Dans les récentes cérémonies de prix cinématographiques, il y a un film qui se démarque par son absence, bien que sélectionné à la dernière Quinzaine des Réalisateurs à Cannes, et lauréat du prix du Meilleur film d’animation européen à Berlin en décembre dernier : Le Congrès, d’Ari Folman. Ce manque est une nouvelle occasion de s’interroger sur le fonctionnement de ces évènements, car il aurait été appréciable de voir figurer ce long-métrage en compétition pour le César du Meilleur film étranger par exemple.
C’est par un manque également que s’ouvre le film de Folman, un manque d’argent pour une Robin Wright, sublime mère à la fois si proche et si éloignée de son récent – et excellent – rôle dans la série House of Cards. Chez le réalisateur israélien, elle joue son propre personnage, vain espoir hollywoodien, en proie à un manque d’argent pour subvenir aux soins de son fils malade – Aaron – et qui va accepter une proposition de la Miramount, studio-monstre dystopique désignant un certain avenir du cinéma hollywoodien, offre consistant à vendre son image-personnage d’actrice, à le céder complètement, et à s’y refuser pour vingt ans. Robin Wright, apeurée comme le rappelle son agent, incarné par Harvey Keitel, s’abandonne alors dans un très beau dernier chant du cygne au creux d’une authentique scanning room. Cet instant de bravoure cinématographique clôt une première partie en live action placée sous le signe de l’intime, de la fragilité, traduit par une proximité physique de la caméra avec ses acteurs.
On retrouve Robin Wright dans une seconde partie toute en animation (en rotoscopie) ; signée David Polonsky comme pour Valse avec Bachir, le précédent chef d’oeuvre du réalisateur israélien. Dans ce dernier, Folman utilisait l’animation pour réinventer le genre documentaire, ici, il l’emploi au service de son hight concept tirée du roman Le Congrès de futurologie de Stanislas Lem. Pour les membres de ce Congrès, la virtualisation du corps n’est donc pas une désincarnation mais une réincarnation. Ainsi, dans ce nouveau monde sujet d’un conglomérat pharmaceutique, la réalité se fragmente en d’innombrables subjectivités, quasiment toute la population fuyant la réalité originelle et en préférant une autre dont une drogue livre l’accès. Les dessins foisonnent de détails, mais surtout de poésie.
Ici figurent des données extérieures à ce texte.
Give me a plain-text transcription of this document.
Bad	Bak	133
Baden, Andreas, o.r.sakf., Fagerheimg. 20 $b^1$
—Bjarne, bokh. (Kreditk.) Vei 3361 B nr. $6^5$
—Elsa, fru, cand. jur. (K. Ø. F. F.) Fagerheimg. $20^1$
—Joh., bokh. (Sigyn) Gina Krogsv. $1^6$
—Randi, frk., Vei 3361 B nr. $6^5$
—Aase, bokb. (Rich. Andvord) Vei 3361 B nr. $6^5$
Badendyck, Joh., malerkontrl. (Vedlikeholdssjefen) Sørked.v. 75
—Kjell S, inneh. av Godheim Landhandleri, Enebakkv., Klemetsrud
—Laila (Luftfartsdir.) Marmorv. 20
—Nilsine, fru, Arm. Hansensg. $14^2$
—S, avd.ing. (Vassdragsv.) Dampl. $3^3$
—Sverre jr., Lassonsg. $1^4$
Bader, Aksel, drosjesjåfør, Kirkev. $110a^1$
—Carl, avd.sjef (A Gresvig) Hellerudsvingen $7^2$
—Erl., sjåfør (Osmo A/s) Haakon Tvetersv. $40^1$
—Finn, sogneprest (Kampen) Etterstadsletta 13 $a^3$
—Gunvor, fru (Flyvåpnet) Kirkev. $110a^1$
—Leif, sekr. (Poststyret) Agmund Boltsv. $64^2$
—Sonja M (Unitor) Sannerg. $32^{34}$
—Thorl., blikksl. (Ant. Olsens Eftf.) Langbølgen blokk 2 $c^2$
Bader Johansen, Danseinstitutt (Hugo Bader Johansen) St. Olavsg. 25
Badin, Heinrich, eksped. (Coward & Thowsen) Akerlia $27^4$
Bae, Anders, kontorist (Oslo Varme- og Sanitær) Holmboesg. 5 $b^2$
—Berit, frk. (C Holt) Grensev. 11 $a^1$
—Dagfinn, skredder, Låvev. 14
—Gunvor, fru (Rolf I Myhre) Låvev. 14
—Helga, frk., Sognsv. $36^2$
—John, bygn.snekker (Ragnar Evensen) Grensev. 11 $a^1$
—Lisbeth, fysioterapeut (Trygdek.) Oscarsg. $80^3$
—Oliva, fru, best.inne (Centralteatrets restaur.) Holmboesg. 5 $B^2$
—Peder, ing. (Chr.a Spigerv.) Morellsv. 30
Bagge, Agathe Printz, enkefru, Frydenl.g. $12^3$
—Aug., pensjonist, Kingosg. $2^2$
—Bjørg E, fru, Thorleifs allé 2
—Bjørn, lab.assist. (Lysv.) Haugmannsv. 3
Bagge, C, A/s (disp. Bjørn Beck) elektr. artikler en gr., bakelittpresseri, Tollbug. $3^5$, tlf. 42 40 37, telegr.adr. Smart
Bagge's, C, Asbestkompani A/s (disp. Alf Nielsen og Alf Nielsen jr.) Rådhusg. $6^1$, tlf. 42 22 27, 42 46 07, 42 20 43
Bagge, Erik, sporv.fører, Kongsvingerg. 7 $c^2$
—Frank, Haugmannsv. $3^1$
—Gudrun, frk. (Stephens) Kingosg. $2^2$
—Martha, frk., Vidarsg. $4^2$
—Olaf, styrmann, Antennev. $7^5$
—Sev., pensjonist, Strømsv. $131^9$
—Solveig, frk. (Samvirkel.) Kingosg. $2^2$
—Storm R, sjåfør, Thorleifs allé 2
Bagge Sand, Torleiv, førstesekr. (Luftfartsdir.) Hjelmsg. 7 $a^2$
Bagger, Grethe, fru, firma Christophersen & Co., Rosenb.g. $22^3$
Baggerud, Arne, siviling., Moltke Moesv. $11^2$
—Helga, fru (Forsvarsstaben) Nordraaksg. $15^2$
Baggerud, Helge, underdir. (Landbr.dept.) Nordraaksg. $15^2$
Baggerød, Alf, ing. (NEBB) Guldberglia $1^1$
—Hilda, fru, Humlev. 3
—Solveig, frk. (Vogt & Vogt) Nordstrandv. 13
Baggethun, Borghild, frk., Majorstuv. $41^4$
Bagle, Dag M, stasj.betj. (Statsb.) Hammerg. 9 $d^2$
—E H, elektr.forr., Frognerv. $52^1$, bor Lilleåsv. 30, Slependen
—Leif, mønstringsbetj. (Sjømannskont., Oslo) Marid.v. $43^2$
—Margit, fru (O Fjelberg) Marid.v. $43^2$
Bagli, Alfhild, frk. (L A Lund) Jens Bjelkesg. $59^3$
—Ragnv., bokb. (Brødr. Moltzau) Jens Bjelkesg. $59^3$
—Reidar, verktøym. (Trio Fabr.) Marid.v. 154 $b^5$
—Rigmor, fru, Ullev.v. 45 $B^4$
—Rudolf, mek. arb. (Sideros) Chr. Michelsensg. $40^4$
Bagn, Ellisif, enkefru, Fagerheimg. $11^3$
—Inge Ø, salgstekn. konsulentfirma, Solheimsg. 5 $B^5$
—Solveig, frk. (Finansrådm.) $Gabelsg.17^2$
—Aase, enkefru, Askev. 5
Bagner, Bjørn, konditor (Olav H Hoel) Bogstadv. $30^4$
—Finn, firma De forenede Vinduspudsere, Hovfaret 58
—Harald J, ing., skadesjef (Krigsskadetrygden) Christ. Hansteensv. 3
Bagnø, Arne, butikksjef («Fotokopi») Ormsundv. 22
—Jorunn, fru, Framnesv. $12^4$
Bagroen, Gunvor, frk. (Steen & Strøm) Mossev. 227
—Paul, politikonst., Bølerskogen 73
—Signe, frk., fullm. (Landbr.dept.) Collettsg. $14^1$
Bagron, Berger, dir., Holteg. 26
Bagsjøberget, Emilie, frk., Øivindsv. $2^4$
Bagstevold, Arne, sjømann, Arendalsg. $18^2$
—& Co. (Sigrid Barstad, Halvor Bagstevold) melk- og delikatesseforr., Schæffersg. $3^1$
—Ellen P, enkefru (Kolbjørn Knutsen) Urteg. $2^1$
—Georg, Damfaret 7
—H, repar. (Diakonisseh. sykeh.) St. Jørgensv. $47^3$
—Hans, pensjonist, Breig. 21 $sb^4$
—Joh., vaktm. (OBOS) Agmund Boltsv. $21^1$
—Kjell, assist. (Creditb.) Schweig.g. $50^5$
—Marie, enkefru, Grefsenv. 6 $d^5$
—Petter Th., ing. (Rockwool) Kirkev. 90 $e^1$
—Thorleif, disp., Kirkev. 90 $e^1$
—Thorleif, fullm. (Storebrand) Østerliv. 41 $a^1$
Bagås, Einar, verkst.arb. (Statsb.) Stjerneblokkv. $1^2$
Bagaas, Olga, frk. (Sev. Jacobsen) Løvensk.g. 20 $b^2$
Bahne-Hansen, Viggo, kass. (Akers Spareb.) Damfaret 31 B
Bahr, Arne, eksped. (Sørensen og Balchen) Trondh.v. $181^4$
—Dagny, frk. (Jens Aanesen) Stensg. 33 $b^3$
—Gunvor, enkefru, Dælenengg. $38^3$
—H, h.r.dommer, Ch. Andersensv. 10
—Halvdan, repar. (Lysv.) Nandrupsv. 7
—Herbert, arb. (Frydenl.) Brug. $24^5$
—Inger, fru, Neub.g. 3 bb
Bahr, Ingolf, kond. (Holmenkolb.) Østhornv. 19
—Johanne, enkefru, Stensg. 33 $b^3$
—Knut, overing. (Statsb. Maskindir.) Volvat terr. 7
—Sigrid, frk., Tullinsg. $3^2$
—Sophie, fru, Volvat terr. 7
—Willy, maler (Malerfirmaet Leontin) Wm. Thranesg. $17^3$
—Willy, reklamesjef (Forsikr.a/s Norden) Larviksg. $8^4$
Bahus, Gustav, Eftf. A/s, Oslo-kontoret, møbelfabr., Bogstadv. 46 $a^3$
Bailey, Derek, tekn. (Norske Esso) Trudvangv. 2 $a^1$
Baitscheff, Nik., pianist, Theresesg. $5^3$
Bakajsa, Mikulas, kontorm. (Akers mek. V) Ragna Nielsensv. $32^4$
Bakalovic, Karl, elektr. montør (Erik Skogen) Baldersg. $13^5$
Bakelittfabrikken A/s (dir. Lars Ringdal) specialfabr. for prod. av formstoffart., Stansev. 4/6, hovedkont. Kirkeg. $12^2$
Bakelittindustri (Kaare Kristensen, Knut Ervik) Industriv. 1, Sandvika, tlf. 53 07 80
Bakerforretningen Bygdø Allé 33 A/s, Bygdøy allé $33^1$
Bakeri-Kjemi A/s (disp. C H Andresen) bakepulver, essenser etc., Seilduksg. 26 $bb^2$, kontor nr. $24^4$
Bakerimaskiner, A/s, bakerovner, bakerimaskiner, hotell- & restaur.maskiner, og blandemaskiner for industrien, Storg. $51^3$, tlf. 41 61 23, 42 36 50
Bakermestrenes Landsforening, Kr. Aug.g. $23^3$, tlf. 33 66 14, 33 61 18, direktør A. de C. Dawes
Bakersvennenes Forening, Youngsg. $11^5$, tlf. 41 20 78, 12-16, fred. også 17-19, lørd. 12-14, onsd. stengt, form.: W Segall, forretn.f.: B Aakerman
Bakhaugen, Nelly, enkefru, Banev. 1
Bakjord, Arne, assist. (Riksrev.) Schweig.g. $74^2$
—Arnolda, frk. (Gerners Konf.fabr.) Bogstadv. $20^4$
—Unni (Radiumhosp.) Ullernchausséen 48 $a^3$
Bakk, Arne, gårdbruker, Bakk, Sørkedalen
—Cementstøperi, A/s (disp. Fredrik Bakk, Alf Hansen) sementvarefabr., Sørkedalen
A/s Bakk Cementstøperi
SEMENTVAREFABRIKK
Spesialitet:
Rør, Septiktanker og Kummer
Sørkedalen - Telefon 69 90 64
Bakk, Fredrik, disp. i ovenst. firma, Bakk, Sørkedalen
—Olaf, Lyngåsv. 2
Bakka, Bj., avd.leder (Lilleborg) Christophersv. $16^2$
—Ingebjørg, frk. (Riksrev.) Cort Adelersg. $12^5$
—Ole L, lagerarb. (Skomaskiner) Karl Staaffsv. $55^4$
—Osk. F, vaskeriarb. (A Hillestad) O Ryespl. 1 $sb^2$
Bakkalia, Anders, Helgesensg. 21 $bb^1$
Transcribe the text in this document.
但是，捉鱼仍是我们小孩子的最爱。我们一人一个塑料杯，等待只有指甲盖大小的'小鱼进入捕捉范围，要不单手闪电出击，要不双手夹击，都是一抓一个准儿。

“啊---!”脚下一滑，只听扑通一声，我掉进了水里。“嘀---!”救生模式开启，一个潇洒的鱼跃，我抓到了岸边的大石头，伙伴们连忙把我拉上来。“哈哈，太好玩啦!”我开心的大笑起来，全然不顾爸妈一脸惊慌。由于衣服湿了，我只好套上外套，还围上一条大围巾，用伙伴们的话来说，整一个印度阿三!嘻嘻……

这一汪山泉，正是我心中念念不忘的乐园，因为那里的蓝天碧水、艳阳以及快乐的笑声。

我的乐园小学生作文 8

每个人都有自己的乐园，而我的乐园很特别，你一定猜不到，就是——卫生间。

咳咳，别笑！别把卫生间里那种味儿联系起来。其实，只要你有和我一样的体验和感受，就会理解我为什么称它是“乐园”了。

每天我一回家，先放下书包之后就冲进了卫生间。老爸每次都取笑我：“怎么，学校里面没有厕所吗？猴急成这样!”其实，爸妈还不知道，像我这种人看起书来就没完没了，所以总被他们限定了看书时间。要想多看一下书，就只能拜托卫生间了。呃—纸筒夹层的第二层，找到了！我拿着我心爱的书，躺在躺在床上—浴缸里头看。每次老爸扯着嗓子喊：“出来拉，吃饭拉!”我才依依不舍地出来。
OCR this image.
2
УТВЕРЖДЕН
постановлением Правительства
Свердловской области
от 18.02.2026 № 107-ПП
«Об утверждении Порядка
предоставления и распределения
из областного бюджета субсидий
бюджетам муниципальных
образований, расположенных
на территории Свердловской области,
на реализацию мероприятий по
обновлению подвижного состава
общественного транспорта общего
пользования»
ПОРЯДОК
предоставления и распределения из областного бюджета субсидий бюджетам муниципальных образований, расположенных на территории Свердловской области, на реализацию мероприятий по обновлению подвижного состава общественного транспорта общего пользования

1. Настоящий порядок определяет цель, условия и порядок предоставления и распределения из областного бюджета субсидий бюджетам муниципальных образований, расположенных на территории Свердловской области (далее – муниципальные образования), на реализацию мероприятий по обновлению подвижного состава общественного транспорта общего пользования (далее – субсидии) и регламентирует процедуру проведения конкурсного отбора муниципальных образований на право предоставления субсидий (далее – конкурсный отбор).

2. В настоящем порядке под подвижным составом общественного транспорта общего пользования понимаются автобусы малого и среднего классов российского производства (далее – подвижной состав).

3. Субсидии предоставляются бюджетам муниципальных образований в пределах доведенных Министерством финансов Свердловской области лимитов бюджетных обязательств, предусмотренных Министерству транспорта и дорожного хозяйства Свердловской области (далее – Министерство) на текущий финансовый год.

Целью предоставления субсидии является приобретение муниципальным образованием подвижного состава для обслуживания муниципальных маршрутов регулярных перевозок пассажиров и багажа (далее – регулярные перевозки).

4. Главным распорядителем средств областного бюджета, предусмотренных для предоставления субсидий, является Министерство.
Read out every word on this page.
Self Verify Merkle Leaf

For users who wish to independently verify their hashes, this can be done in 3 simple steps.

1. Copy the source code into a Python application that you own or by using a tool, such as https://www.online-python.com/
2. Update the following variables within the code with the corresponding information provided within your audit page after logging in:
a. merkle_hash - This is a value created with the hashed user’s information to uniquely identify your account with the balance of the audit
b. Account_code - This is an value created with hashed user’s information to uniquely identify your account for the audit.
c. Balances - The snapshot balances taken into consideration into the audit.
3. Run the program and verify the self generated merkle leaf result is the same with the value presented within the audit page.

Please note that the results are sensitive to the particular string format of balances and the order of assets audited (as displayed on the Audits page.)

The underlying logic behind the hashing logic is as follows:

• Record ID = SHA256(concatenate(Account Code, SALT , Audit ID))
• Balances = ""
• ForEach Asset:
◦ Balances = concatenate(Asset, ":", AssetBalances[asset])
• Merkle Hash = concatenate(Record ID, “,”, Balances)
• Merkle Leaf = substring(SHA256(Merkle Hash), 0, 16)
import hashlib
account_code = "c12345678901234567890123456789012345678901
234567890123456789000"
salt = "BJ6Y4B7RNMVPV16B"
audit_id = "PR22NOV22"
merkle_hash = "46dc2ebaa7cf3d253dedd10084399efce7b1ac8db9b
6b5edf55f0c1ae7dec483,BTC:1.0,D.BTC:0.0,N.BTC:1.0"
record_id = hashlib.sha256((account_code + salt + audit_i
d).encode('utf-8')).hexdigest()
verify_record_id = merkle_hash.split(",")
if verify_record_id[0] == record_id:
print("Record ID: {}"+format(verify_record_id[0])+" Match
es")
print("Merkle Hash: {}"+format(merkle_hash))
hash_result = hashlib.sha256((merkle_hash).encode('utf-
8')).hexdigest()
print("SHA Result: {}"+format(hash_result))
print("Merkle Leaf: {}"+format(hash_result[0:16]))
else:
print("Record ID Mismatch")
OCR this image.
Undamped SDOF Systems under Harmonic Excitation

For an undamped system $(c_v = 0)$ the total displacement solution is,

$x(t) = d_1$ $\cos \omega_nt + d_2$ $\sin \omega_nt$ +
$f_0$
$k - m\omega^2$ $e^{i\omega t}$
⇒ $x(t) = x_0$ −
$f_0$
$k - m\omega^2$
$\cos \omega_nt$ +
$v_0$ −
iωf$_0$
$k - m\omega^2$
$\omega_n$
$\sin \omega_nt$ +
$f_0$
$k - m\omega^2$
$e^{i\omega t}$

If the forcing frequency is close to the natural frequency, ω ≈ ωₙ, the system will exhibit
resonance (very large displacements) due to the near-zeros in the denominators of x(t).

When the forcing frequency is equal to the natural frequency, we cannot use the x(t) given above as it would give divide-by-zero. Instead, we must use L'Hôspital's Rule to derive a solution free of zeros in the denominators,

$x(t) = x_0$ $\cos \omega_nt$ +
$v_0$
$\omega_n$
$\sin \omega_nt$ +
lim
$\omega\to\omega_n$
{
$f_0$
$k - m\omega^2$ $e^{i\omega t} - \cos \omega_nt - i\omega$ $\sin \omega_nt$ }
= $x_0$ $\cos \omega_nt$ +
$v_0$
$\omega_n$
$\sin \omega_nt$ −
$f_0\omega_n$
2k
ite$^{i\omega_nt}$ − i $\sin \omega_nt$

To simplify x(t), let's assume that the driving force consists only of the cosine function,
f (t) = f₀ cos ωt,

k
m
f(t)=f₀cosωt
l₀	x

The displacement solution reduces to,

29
Le charme de cette esthétique n’a d’égal que l’émotion offerte par la trajectoire dramatique de Robin Wright, au carrefour de deux amours, son sauveur-amant Dylan et son fils. La générosité et le dévouement du réalisateur dans ce second volet du film peut, mais doit déconcerter. Il faut succomber à ce chaos de couleurs rompant avec le drame qu’il déroule, il faut être comme le petit cerf-volant rouge d’Aaron, porté et bousculé par le vent, simple voilerie dont Folman tiendrait la ficelle et nous laisserait s’agiter au gré de son imagination aux côtés de Robin Wright : si le message moralisateur du réalisateur se fait par instant un peu appuyé, il s’agit d’un aspect négligeable face à l’émotion procurée par la quête de cette femme et mère dévouée.
De ce diptyque, Ari Folman aura construit un film duel avec un discours prospectiviste qui rejoint des considérations transhumanistes à l’aune d’une hybridation entre virtuel et réalité, et qui consacre son avènement en tant qu’Auteur de cinéma. Par ces choix formels innovants, le traitement de ses thèmes via un art délicat de la narration et surtout avec une sensibilité et un non-renoncement à l’émotion – plus que salutaire à notre époque – le parcours futur d’Ari Folman sera l’un des plus passionnant à suivre. Mais l’essence du Congrès, c’est celle d’une tragédie grecque où pacte Faustien se mêle avec amour impossible. Le Congrès, c’est l’histoire de l’amour d’une mère pour son fils, c’est l’histoire d’une mère qui décide de renaître à travers son fils perdu afin de le retrouver.